Is there an idiomatic way to iterate over all binary strings of a given length?

I would like to iterate over all binary strings of length n, for some smallish integer n. Is there an idiomatic Julia way to do that?

1 Like
for i = 0:2^(n+1)-1
       s = bitstring(i)
       println(s[length(s)-n:end])
end

There might be a nicer way to get the last n characters of a string, but this was quick and dirty :slight_smile:

4 Likes

You don’t need to interpolate here. Just do

println(s[end-n:end]) 
3 Likes

Don’t you need to start from 0?

function bb(n)
    for i = 0:2^n-1
       s = bitstring(i)
       println(s[end-n+1:end])
    end
end

and then

julia> bb(3)
000
001
010
011
100
101
110
111
2 Likes

last(somestring, n)

4 Likes

Thank you for this. I wonder if there is a lighter weight solution if you need to iterate over a large range (say n = 30), quickly.

You may try to implement iterator which goes through Gray code, I think it’s as fast and lightweight as it can be. There is no dedicated package, but here is snippet from rosetta code: RosettaCodeData/gray-code.julia at master · acmeism/RosettaCodeData · GitHub

1 Like

That would iterate over integers not strings, right? Or were you suggesting I write a new version which iterates over strings?

Sorry, my comment can be misleading. Regarding your question, it actually depends on what type of object you are working with. If it’s String than I do not think that it is possible to do anything faster than solutions shown above (increase some integer with the following conversion to String). If on the other hand it’s possible to use BitArray or Vector{UInt} than you can write your own implementation of the Gray Code and mutate corresponding vector inplace.

Why do you need to use strings? What are you trying to do?

It’s never going to be super fast if you use String, because you need to allocate a new string on each iteration.

1 Like

I guess if I update the strings in Gray code order then I only need to change one entry at a time which could be very fast.

I need strings as I am computing various distances between them. For example the Levenshtein distance.

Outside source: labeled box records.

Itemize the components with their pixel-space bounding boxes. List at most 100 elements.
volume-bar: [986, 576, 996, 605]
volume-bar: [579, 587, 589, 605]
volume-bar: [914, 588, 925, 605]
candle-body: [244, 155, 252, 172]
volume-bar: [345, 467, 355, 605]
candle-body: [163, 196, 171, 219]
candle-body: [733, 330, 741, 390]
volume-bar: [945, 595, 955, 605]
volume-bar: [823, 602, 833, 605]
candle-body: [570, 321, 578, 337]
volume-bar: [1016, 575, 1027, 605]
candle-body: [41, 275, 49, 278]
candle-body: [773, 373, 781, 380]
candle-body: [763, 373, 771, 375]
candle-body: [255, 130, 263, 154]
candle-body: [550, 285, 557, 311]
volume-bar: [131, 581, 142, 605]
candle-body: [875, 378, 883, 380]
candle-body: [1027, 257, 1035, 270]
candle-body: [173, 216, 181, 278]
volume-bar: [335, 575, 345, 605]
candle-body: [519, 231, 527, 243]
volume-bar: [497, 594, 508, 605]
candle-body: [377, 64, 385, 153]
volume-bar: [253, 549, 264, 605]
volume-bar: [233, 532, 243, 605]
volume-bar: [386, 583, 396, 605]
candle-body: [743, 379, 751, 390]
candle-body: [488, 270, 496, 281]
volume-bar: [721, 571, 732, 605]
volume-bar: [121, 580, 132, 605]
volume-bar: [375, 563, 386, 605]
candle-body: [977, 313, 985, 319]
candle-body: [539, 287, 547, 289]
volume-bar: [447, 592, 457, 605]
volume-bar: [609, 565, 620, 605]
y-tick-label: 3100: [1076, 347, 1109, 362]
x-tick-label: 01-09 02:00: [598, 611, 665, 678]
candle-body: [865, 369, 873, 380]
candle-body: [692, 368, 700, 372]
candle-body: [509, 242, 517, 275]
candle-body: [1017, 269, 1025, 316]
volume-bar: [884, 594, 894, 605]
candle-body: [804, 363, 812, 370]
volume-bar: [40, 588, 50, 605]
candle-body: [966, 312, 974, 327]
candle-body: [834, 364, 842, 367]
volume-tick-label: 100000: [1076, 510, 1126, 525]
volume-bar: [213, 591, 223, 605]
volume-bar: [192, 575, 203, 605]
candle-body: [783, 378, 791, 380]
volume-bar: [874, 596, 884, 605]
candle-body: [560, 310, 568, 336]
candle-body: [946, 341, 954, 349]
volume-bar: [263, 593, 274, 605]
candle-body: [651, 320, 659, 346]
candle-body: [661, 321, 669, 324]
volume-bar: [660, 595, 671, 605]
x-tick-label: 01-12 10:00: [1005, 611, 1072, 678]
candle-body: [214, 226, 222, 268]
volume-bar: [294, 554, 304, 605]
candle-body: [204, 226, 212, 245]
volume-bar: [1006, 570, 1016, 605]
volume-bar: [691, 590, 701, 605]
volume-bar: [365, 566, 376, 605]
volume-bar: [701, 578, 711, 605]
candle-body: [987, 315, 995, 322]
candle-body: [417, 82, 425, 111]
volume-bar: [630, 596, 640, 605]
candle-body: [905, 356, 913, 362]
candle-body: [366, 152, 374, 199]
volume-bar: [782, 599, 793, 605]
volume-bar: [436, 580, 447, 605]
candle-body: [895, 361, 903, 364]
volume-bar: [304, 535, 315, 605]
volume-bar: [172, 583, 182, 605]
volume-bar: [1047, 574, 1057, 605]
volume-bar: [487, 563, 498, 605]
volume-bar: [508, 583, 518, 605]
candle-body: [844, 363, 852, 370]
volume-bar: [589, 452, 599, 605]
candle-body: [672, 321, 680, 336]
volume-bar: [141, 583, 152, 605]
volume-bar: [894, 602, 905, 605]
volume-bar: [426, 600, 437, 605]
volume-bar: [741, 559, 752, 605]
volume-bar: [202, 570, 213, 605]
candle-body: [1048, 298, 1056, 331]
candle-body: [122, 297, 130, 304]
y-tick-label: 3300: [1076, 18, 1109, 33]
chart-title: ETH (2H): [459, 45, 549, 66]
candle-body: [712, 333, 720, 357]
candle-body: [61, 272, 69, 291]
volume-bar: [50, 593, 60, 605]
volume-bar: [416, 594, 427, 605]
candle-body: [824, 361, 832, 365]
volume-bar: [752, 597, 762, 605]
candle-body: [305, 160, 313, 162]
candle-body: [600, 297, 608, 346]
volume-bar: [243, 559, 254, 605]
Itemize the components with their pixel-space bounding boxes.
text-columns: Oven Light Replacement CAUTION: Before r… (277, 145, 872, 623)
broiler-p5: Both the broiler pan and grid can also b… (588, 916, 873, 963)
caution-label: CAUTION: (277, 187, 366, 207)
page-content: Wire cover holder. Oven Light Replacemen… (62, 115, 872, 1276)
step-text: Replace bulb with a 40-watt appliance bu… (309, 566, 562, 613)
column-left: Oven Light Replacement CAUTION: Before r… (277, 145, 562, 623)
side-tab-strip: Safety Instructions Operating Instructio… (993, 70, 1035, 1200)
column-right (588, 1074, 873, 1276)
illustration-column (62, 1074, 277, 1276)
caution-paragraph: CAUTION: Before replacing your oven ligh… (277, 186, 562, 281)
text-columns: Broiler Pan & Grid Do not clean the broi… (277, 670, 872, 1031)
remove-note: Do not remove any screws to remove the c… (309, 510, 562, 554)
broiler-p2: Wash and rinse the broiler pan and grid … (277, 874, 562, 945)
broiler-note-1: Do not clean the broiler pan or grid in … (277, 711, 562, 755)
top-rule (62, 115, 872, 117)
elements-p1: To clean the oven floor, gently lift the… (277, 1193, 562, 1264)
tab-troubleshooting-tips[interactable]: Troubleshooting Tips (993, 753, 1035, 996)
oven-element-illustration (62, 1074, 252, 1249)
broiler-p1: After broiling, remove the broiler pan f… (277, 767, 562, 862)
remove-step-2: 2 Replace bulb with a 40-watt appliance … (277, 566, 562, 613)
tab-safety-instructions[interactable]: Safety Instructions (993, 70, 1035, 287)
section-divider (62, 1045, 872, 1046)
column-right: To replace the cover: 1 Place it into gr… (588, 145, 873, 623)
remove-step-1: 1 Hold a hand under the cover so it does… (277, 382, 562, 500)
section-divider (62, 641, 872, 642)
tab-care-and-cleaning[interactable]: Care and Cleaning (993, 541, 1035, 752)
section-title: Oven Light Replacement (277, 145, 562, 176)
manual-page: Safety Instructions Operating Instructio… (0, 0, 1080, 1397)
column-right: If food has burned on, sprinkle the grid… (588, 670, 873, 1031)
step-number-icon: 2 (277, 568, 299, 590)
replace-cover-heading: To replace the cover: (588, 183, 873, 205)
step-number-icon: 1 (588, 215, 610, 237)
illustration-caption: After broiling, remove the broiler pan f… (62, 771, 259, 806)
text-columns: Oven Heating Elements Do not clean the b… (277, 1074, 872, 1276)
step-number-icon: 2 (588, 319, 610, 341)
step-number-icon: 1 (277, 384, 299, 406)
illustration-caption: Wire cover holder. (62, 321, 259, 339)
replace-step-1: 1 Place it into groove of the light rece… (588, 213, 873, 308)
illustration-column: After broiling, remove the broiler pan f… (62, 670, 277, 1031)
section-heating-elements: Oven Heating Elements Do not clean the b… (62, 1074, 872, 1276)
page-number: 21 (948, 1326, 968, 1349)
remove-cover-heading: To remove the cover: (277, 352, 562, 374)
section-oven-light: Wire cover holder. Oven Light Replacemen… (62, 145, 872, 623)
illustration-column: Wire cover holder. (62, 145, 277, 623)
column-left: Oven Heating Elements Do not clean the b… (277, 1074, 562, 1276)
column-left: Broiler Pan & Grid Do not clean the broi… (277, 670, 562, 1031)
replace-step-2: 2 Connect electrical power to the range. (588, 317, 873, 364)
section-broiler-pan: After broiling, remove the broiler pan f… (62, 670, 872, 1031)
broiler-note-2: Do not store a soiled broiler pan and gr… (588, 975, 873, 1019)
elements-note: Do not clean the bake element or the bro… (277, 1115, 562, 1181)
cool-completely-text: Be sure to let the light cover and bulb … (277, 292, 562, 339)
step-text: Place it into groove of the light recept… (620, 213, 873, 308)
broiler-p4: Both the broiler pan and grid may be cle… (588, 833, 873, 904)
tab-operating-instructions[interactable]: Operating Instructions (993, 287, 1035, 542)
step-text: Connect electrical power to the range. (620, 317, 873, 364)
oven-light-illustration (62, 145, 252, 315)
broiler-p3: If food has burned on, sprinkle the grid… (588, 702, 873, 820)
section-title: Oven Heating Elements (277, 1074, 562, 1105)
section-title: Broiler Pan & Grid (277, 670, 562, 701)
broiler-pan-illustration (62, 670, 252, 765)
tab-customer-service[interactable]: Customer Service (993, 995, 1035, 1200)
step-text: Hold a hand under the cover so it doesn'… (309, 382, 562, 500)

String is immutable in Julia, so it can’t be updated in-place. Of course, you could define your own string type, but a Vector{Bool} would be a much more natural choice here than a string.

It would be easy (and probably more efficient) to implement these distance metrics using Vector{Bool}.

As a side note, you still may use package like StringDistances with your own type of String, due to the multiple dispatch, for example

using StringDistances

struct MyString <: AbstractString
    v::Vector{Bool}
end

Base.:ncodeunits(s::MyString) = length(s.v)
Base.:isvalid(s::MyString, i::Int) = true
Base.:iterate(s::MyString, i::Int) = iterate(s.v, i)

s1 = MyString([true, true, false])
s2 = MyString([false, false, false])
evaluate(Levenshtein(), s1, s2) # 2
3 Likes

Is this right? I’m not familiar with this functionality, but according to the docs:

If isvalid(s, i) is true then s[i] will return the character whose encoding starts at that index.

1 Like

It depends on what we should consider character in this case. If character is Bool, than this definition is correct. If character is group of 8 Bool values, than things will be more complicated of course. I suppose then instead of Vector{Bool} one should use Vector{UInt8}.

I don’t get it. Why isn’t it

Base.isvalid(s::MyString, i::Int) = 1 <= i <= length(s.v)

for example?

Ah, yes, that’s better of course.
My definition works, because length check basically happens inside iterate (and this function is mainly used in StringDistances algorithms), but in other cases it will fail.